Malgré les efforts désespérés d’une cabale organisée en l’honneur de « Aor », le vrai public a réagi avec enthousiasme devant la beauté du spectacle qui lui était proposé par Schmucki, et on peut dire, sans risque de se tromper, qu’Aor comptera comme une pièce maîtresse du répertoire.
Ce ballet a été conçu à partir de la danse des sept voiles de Salomé, mais s’est échappé complètement des versions réalisées jusqu’à ce jour : chaque voile est devenu un tableau d’une couleur différente symbolisant les différents visages de la séduction féminine. La musique d’Igor Wakhevitch, instrumentale, et celle de Jean-Michel Jarre, électronique, constituaient elles aussi des innovations dans ce grand théâtre à l’italienne.
Norbert Schmucki, comme d’habitude, avait veillé très attentivement aux choix de ses interprètes parmi lesquels on peut mentionner : Claude Bessis, Jean Guizerix, Wilfride Piollet, Cyril Atanasoff, Christiane Vlassi, Patrice Bart, Francesca Zumbo, Jean-Pierre Franchetti, Nicole Chouret, Brigitte Lefevre, Richard Duquesnoy, Nanon Thibon, etc…
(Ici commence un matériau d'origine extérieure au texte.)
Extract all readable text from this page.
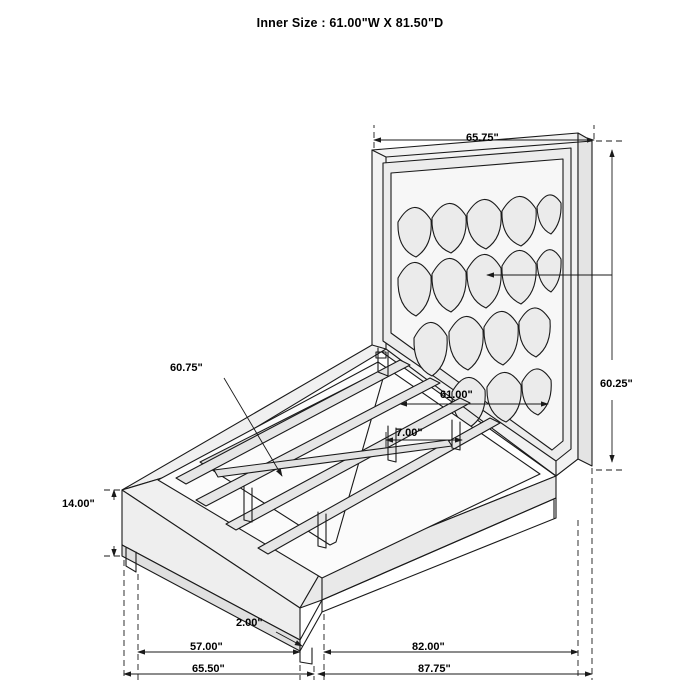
Inner Size : 61.00"W X 81.50"D
65.75"
60.25"
61.00"
7.00"
60.75"
14.00"
2.00"
57.00"	82.00"
65.50"	87.75"
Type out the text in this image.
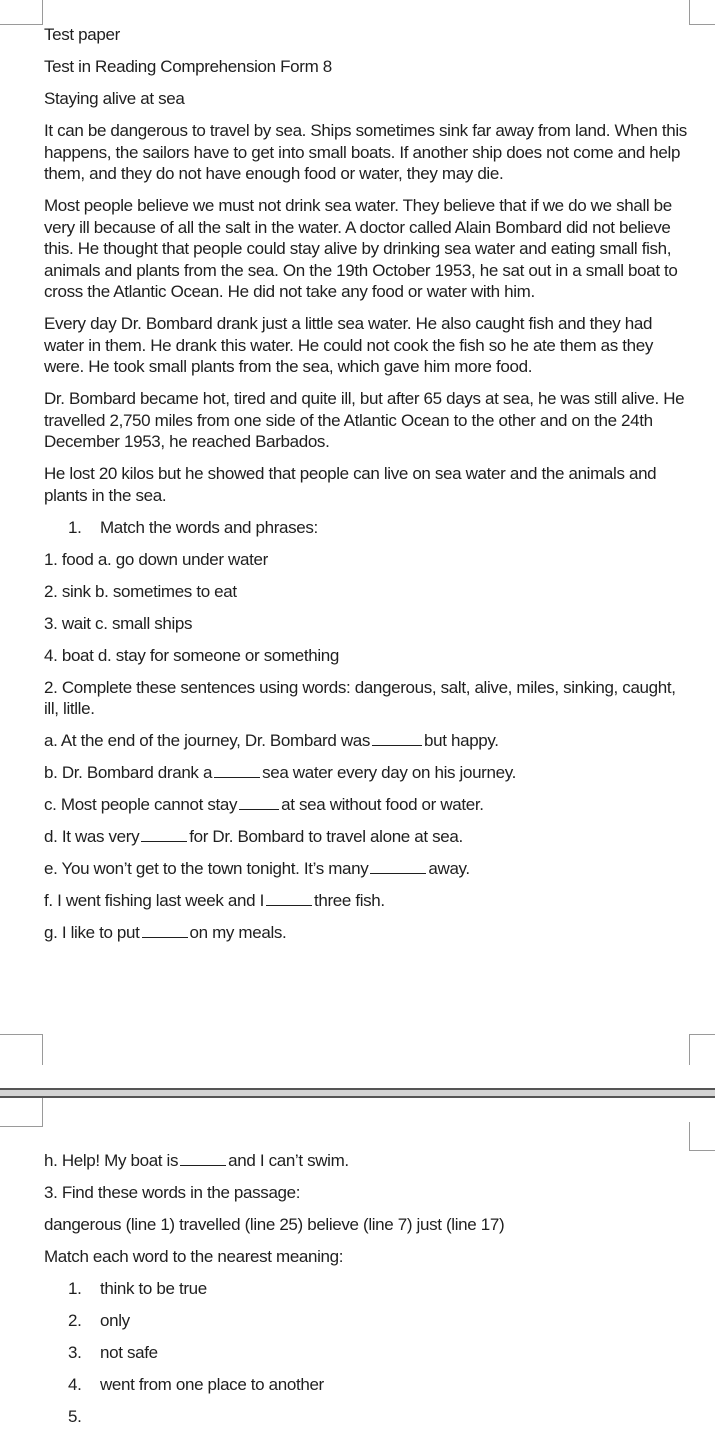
Test paper

Test in Reading Comprehension Form 8

Staying alive at sea

It can be dangerous to travel by sea. Ships sometimes sink far away from land. When this happens, the sailors have to get into small boats. If another ship does not come and help them, and they do not have enough food or water, they may die.

Most people believe we must not drink sea water. They believe that if we do we shall be very ill because of all the salt in the water. A doctor called Alain Bombard did not believe this. He thought that people could stay alive by drinking sea water and eating small fish, animals and plants from the sea. On the 19th October 1953, he sat out in a small boat to cross the Atlantic Ocean. He did not take any food or water with him.

Every day Dr. Bombard drank just a little sea water. He also caught fish and they had water in them. He drank this water. He could not cook the fish so he ate them as they were. He took small plants from the sea, which gave him more food.

Dr. Bombard became hot, tired and quite ill, but after 65 days at sea, he was still alive. He travelled 2,750 miles from one side of the Atlantic Ocean to the other and on the 24th December 1953, he reached Barbados.

He lost 20 kilos but he showed that people can live on sea water and the animals and plants in the sea.

1.	Match the words and phrases:

1. food a. go down under water

2. sink b. sometimes to eat

3. wait c. small ships

4. boat d. stay for someone or something

2. Complete these sentences using words: dangerous, salt, alive, miles, sinking, caught, ill, litlle.

a. At the end of the journey, Dr. Bombard was	but happy.

b. Dr. Bombard drank a	sea water every day on his journey.

c. Most people cannot stay	at sea without food or water.

d. It was very	for Dr. Bombard to travel alone at sea.

e. You won’t get to the town tonight. It’s many	away.

f. I went fishing last week and I	three fish.

g. I like to put	on my meals.

h. Help! My boat is	and I can’t swim.

3. Find these words in the passage:

dangerous (line 1) travelled (line 25) believe (line 7) just (line 17)

Match each word to the nearest meaning:

1.	think to be true
2.	only
3.	not safe
4.	went from one place to another
5.
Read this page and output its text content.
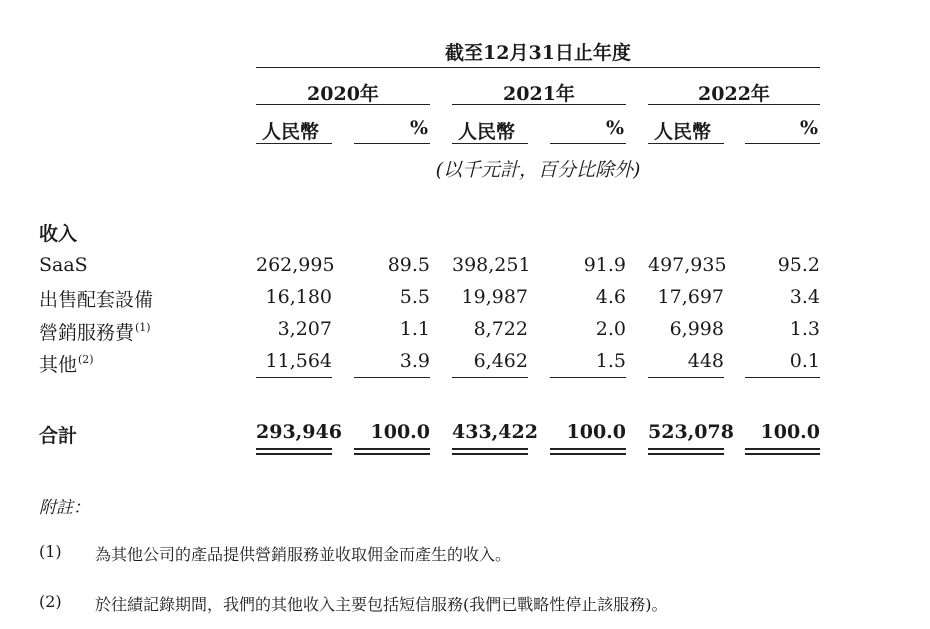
截至12月31日止年度
2020年	2021年	2022年
人民幣	% 人民幣	% 人民幣	%
(以千元計，百分比除外)
收入
SaaS	262,995	89.5 398,251	91.9 497,935	95.2
出售配套設備	16,180	5.5	19,987	4.6	17,697	3.4
營銷服務費$^{(1)}$	3,207	1.1	8,722	2.0	6,998	1.3
其他$^{(2)}$	11,564	3.9	6,462	1.5	448	0.1
合計	293,946	100.0 433,422	100.0 523,078	100.0
附註：
(1) 為其他公司的產品提供營銷服務並收取佣金而產生的收入。
(2) 於往績記錄期間，我們的其他收入主要包括短信服務(我們已戰略性停止該服務)。
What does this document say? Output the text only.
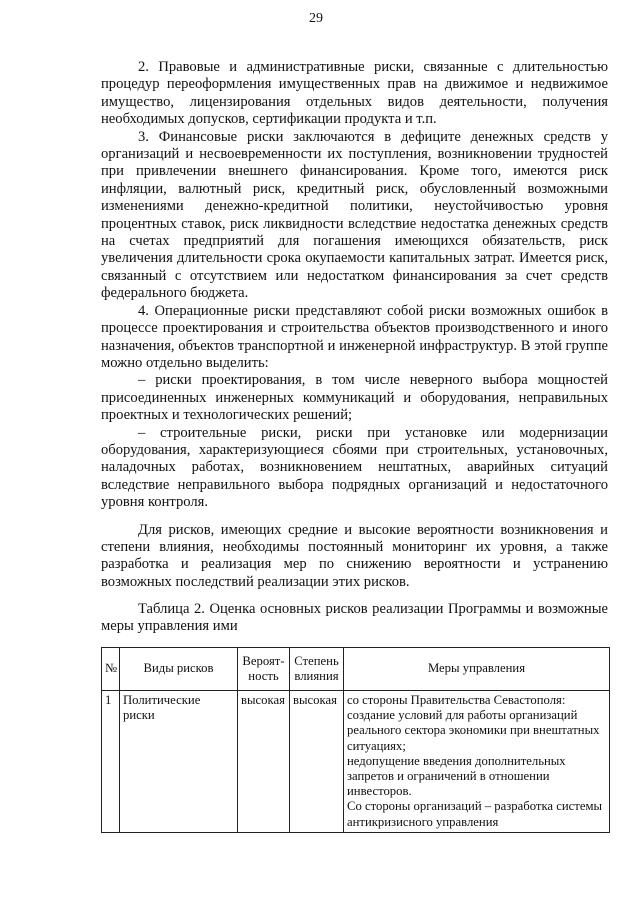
29

2. Правовые и административные риски, связанные с длительностью процедур переоформления имущественных прав на движимое и недвижимое имущество, лицензирования отдельных видов деятельности, получения необходимых допусков, сертификации продукта и т.п.

3. Финансовые риски заключаются в дефиците денежных средств у организаций и несвоевременности их поступления, возникновении трудностей при привлечении внешнего финансирования. Кроме того, имеются риск инфляции, валютный риск, кредитный риск, обусловленный возможными изменениями денежно-кредитной политики, неустойчивостью уровня процентных ставок, риск ликвидности вследствие недостатка денежных средств на счетах предприятий для погашения имеющихся обязательств, риск увеличения длительности срока окупаемости капитальных затрат. Имеется риск, связанный с отсутствием или недостатком финансирования за счет средств федерального бюджета.

4. Операционные риски представляют собой риски возможных ошибок в процессе проектирования и строительства объектов производственного и иного назначения, объектов транспортной и инженерной инфраструктур. В этой группе можно отдельно выделить:

– риски проектирования, в том числе неверного выбора мощностей присоединенных инженерных коммуникаций и оборудования, неправильных проектных и технологических решений;

– строительные риски, риски при установке или модернизации оборудования, характеризующиеся сбоями при строительных, установочных, наладочных работах, возникновением нештатных, аварийных ситуаций вследствие неправильного выбора подрядных организаций и недостаточного уровня контроля.

Для рисков, имеющих средние и высокие вероятности возникновения и степени влияния, необходимы постоянный мониторинг их уровня, а также разработка и реализация мер по снижению вероятности и устранению возможных последствий реализации этих рисков.

Таблица 2. Оценка основных рисков реализации Программы и возможные меры управления ими

№	Виды рисков	Вероят-ность	Степень влияния	Меры управления
1	Политические риски	высокая	высокая	со стороны Правительства Севастополя:
создание условий для работы организаций реального сектора экономики при внештатных ситуациях;
недопущение введения дополнительных запретов и ограничений в отношении инвесторов.
Со стороны организаций – разработка системы антикризисного управления
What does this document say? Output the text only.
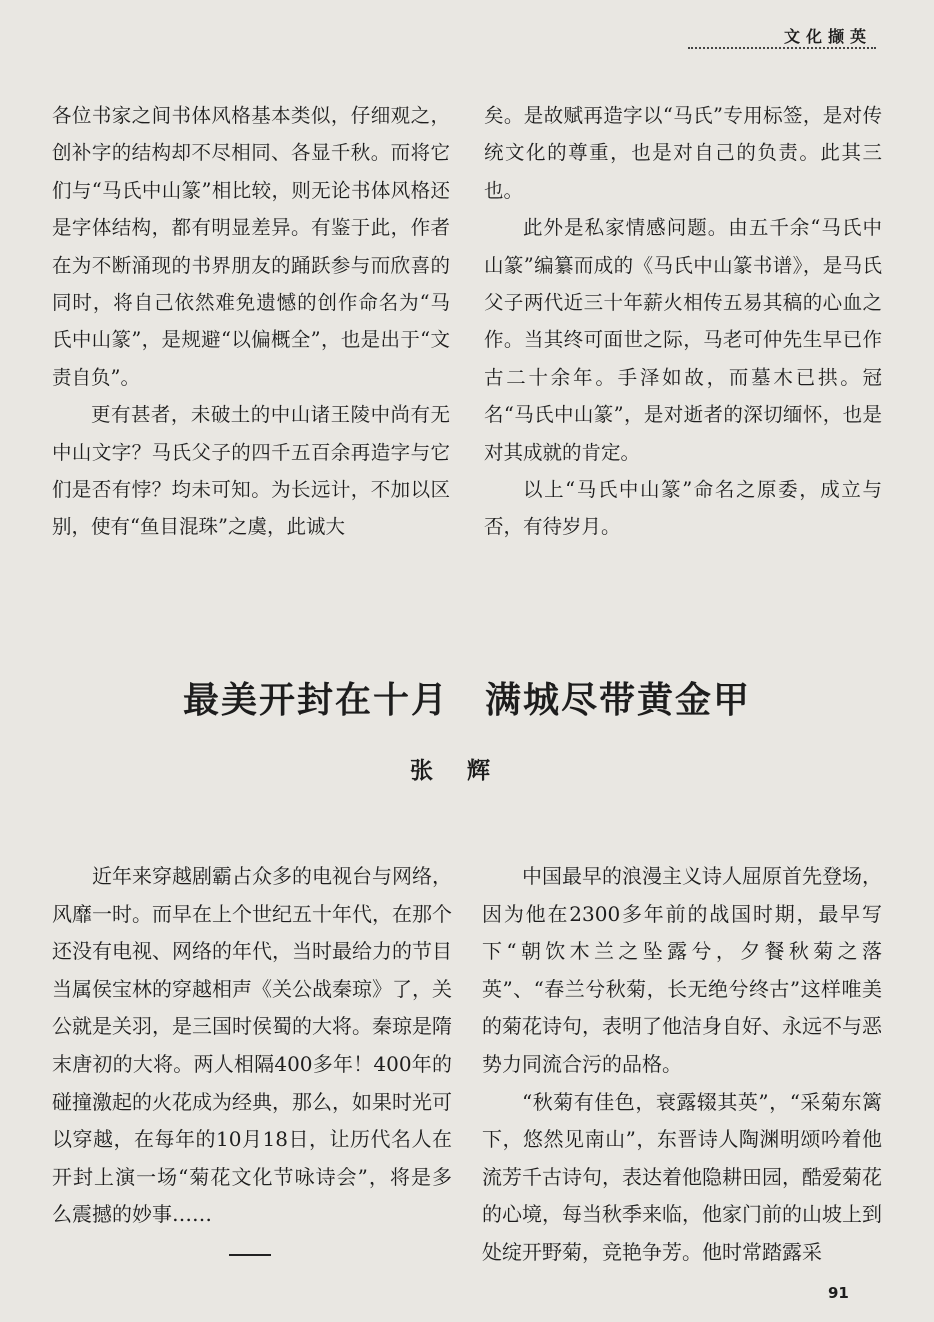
文化撷英

各位书家之间书体风格基本类似，仔细观之，创补字的结构却不尽相同、各显千秋。而将它们与“马氏中山篆”相比较，则无论书体风格还是字体结构，都有明显差异。有鉴于此，作者在为不断涌现的书界朋友的踊跃参与而欣喜的同时，将自己依然难免遗憾的创作命名为“马氏中山篆”，是规避“以偏概全”，也是出于“文责自负”。

更有甚者，未破土的中山诸王陵中尚有无中山文字？马氏父子的四千五百余再造字与它们是否有悖？均未可知。为长远计，不加以区别，使有“鱼目混珠”之虞，此诚大

矣。是故赋再造字以“马氏”专用标签，是对传统文化的尊重，也是对自己的负责。此其三也。

此外是私家情感问题。由五千余“马氏中山篆”编纂而成的《马氏中山篆书谱》，是马氏父子两代近三十年薪火相传五易其稿的心血之作。当其终可面世之际，马老可仲先生早已作古二十余年。手泽如故，而墓木已拱。冠名“马氏中山篆”，是对逝者的深切缅怀，也是对其成就的肯定。

以上“马氏中山篆”命名之原委，成立与否，有待岁月。

最美开封在十月 满城尽带黄金甲
张辉

近年来穿越剧霸占众多的电视台与网络，风靡一时。而早在上个世纪五十年代，在那个还没有电视、网络的年代，当时最给力的节目当属侯宝林的穿越相声《关公战秦琼》了，关公就是关羽，是三国时侯蜀的大将。秦琼是隋末唐初的大将。两人相隔400多年！400年的碰撞激起的火花成为经典，那么，如果时光可以穿越，在每年的10月18日，让历代名人在开封上演一场“菊花文化节咏诗会”，将是多么震撼的妙事……

中国最早的浪漫主义诗人屈原首先登场，因为他在2300多年前的战国时期，最早写下“朝饮木兰之坠露兮，夕餐秋菊之落英”、“春兰兮秋菊，长无绝兮终古”这样唯美的菊花诗句，表明了他洁身自好、永远不与恶势力同流合污的品格。

“秋菊有佳色，衰露辍其英”，“采菊东篱下，悠然见南山”，东晋诗人陶渊明颂吟着他流芳千古诗句，表达着他隐耕田园，酷爱菊花的心境，每当秋季来临，他家门前的山坡上到处绽开野菊，竞艳争芳。他时常踏露采

91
Quant au décor audacieux et féérique traité dans l’esprit d’une aurore boréale et réalisé avec sept kilomètres de corde de nylon, il est aussi l’oeuvre de Schmucki ainsi d’ailleurs que les maquettes de costumes.
Nous avions écrit notre confiance dans le jeune chorégraphe qu’était Norbert Schmucki ; jusq’ici, nous n’avons pas lieu d’être déçus. Gageons que l’ascension de cet « aigle » ne fait que commencer.